In order to find the optimal threshold of the alert indicator and the number of days of batch trading, we need to repeatedly adjust these parameters and backtest them. Backtesting is a method built by looking at historical data that can help us better understand market movements and trading opportunities.
When the early warning indicator Bitcoin price deviation is lower than -0.9, that is, when the Bitcoin price is below the lower price limit, buy. When it is above 1, that is, when the Bitcoin price is above the price limit, sell. In addition, we set the number of trading days in batches to 25 days to achieve an average buy and average sell strategy. Within 25 days, we put the total money into the market evenly, buying once a day, and at the same time, we also sell position at the same pace, once a day.

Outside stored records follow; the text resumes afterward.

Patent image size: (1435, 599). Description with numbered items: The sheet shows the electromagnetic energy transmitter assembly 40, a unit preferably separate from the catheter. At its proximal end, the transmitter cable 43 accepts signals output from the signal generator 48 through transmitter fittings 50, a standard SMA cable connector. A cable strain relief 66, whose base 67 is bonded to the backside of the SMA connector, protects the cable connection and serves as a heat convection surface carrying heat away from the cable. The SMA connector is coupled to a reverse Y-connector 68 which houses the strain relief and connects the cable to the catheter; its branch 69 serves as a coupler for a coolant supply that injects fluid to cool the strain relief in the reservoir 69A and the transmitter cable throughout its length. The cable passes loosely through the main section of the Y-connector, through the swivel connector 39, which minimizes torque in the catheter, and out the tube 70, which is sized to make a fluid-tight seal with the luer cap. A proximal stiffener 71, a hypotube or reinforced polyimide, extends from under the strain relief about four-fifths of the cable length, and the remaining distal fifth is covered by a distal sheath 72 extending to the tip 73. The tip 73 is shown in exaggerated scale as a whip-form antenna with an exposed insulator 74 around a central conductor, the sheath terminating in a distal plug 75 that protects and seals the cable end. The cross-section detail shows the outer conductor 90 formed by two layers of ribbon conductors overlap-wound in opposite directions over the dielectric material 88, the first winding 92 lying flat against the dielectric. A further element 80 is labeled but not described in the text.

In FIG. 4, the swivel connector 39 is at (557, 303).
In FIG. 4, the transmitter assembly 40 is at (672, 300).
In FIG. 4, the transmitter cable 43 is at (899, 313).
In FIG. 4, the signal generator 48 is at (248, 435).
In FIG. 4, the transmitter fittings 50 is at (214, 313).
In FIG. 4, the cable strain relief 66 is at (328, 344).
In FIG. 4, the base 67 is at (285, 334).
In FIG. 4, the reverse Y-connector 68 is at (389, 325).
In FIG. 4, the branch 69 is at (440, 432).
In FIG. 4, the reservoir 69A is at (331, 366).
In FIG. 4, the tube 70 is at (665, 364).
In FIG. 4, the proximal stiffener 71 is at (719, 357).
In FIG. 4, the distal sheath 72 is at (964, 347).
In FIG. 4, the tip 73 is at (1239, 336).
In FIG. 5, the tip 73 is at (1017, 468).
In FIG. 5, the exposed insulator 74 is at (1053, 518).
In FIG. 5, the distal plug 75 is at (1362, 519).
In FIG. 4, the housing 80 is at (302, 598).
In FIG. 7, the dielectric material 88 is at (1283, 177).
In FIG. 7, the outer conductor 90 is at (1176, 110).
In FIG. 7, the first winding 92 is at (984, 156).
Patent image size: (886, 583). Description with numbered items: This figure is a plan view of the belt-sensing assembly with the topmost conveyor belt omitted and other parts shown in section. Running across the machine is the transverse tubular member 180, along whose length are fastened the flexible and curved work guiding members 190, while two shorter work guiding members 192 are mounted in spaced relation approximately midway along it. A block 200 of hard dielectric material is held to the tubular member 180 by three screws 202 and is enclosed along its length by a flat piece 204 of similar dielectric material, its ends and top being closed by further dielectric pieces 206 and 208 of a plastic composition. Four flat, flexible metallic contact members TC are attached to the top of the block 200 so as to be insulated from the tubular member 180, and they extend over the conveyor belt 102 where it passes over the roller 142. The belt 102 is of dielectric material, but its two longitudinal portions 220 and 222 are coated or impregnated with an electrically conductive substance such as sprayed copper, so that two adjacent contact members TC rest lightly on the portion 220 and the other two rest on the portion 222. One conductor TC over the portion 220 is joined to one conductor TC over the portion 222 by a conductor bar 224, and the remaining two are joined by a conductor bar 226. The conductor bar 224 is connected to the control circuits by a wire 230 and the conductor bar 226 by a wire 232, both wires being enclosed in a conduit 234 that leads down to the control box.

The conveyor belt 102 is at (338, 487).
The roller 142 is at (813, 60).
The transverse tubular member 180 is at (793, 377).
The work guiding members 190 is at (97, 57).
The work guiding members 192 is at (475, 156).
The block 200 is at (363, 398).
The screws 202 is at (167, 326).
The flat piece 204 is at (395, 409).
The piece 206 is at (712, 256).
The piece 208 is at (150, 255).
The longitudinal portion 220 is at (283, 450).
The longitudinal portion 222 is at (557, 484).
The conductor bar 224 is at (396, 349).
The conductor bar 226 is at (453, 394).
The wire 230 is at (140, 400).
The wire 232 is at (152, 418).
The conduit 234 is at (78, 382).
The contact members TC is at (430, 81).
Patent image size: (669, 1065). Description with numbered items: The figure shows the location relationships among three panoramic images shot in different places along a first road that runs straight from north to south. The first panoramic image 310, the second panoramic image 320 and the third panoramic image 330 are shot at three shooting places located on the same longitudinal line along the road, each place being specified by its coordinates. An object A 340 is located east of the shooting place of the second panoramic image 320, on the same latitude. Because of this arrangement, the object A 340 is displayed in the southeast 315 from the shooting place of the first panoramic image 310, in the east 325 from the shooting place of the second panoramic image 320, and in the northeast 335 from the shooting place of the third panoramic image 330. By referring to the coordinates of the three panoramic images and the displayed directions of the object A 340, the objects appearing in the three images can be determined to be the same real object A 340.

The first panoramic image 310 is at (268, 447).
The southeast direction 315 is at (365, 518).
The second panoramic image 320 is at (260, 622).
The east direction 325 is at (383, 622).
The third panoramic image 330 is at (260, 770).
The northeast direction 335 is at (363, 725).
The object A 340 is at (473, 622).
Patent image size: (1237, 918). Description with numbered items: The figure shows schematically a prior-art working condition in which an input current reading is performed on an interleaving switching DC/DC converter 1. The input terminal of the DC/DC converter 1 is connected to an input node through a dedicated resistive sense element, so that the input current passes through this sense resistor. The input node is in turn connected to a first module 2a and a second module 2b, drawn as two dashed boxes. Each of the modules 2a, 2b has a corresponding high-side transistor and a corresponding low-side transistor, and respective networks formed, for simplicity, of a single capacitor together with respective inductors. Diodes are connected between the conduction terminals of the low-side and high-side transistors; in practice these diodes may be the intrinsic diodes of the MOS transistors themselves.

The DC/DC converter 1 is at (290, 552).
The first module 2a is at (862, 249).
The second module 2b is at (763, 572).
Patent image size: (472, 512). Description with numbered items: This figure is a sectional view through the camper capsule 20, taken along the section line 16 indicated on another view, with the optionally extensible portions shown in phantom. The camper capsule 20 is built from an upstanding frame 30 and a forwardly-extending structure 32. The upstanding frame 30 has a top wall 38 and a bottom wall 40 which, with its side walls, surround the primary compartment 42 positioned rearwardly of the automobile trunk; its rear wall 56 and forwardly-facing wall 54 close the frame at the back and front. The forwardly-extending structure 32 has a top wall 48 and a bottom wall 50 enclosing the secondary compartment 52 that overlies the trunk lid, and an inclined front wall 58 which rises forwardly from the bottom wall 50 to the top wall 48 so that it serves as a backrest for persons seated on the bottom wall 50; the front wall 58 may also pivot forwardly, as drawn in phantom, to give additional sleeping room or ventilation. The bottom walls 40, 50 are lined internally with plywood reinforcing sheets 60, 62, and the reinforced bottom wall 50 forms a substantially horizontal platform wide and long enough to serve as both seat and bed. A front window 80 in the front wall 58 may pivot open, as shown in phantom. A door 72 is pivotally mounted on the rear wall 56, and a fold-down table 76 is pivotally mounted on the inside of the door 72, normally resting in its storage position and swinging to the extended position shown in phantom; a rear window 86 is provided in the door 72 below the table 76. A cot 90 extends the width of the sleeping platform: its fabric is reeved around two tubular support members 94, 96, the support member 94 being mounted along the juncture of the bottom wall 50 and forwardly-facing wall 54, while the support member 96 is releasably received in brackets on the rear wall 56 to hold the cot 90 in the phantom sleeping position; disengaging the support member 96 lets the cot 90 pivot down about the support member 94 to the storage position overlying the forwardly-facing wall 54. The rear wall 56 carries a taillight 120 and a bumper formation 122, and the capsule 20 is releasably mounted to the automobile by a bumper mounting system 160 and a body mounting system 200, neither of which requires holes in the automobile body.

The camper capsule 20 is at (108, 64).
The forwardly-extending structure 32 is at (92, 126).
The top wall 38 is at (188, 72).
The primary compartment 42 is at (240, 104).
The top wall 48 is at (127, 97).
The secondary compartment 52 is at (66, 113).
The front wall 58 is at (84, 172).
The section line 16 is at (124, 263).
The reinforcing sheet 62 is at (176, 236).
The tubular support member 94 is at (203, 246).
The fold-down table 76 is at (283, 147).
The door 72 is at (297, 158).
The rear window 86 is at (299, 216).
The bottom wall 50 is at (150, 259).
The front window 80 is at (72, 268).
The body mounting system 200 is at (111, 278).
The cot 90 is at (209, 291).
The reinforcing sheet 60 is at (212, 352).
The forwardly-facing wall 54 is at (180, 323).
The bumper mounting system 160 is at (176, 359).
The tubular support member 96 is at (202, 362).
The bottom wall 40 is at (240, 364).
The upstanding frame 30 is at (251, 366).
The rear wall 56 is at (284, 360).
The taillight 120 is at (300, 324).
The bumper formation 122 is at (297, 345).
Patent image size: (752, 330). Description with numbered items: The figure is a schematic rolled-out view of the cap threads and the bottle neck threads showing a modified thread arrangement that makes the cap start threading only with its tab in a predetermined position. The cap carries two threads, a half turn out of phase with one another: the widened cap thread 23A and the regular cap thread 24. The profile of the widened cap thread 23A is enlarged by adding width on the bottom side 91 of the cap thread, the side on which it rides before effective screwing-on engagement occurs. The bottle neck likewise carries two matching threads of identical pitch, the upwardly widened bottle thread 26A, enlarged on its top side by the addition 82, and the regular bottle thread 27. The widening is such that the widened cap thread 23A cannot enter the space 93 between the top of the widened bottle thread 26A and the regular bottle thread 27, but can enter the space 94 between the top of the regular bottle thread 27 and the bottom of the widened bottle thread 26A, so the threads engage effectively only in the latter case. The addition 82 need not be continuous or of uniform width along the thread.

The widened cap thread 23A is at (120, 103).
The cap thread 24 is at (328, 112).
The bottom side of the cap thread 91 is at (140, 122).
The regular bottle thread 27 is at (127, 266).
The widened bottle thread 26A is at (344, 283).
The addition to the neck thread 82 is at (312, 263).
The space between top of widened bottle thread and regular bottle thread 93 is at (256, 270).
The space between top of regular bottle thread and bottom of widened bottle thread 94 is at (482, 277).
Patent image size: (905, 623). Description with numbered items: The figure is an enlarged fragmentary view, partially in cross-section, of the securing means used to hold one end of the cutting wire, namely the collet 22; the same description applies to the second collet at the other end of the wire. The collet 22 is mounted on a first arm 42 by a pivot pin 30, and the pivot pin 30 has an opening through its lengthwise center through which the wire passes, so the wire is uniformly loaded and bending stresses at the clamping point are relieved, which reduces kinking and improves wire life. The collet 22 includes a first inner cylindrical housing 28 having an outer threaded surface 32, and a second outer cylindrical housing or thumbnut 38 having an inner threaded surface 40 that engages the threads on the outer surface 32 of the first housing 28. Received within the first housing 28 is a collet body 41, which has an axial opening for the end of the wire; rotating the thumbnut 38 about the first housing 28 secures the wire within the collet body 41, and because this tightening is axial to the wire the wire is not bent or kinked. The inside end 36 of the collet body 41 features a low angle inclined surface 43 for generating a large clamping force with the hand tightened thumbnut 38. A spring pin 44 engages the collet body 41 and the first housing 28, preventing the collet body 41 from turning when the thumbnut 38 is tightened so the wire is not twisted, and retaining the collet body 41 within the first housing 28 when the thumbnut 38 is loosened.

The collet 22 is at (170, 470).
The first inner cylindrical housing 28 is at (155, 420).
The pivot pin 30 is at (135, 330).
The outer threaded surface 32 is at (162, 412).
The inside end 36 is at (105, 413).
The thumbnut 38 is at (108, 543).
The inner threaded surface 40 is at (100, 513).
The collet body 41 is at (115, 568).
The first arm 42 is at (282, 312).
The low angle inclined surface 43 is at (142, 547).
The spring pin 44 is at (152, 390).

Adjusting Thresholds: A Key Step to Optimize Your Trading Strategy
In the pursuit of higher performance, adjusting thresholds is an indispensable step. The following are the recommended adjustments to the number of days of batch trading and the threshold value of the warning indicator:
- Batch trading days: Experiment with different days, such as 25 days, to see how it affects overall performance.
- Buy and sell thresholds for early warning indicators: Exhaustively and iteratively adjust the buy thresholds of -0.9 and sell thresholds of 1 to find the optimal threshold combination.
With this fine-tuning, we may be able to find an optimization scheme with a lower maximum drawdown (e.g., 11%) and a higher cumulative return on Close Position trades (e.g., 474x). The following figure is the Bitcoin 5A strategy backtest transaction optimization chart, which provides us with a visual display of strategy adjustment and optimization.
In this way, we can better grasp market trends and trading opportunities, so as to achieve a more robust and efficient trading strategy.
Performance Evaluation: How to Accurately Evaluate Historical Backtesting Results?
In order to ensure the accuracy and reliability of the results after exhaustive strategy testing, we need to conduct a detailed performance evaluation of the backtest results. Key assessment metrics include:
- Equity Curve: As shown by the rose red line, it visually reflects the growth of the account's equity. By looking at the equity curve, we can understand the overall performance and profitability of the strategy.
The basic properties of this strategy are as follows:
Trading range: 2015-8-19—2024-2-18, backtesting range: 2011-8-18—2024-2-18
Initial funds: 1000USD, order size: 1 contract, pyramid: 50 orders, commission rate: 0.2%, Slippage: 20 markers.
In the strategy tester overview diagram, we also get the following key data:
- Net profit margin of Close Position trades: up to 474x, far exceeding the Benchmark, Bitcoin bought and held 210x in the Strategy Tester performance profile.
- Number of Close Position trades and percentage of wins: 100 trades are all profitable, which demonstrates the stability and reliability of the strategy.
- Drawdown to win-loss ratio: The maximum drawdown is only 11%, much lower than Bitcoin's 78%. The profit factor, i.e. the win-loss ratio of 500, further proves the strength of the strategy.
With these detailed assessments, we can clearly see the excellent balance between risk and return of the Bitcoin 5A strategy.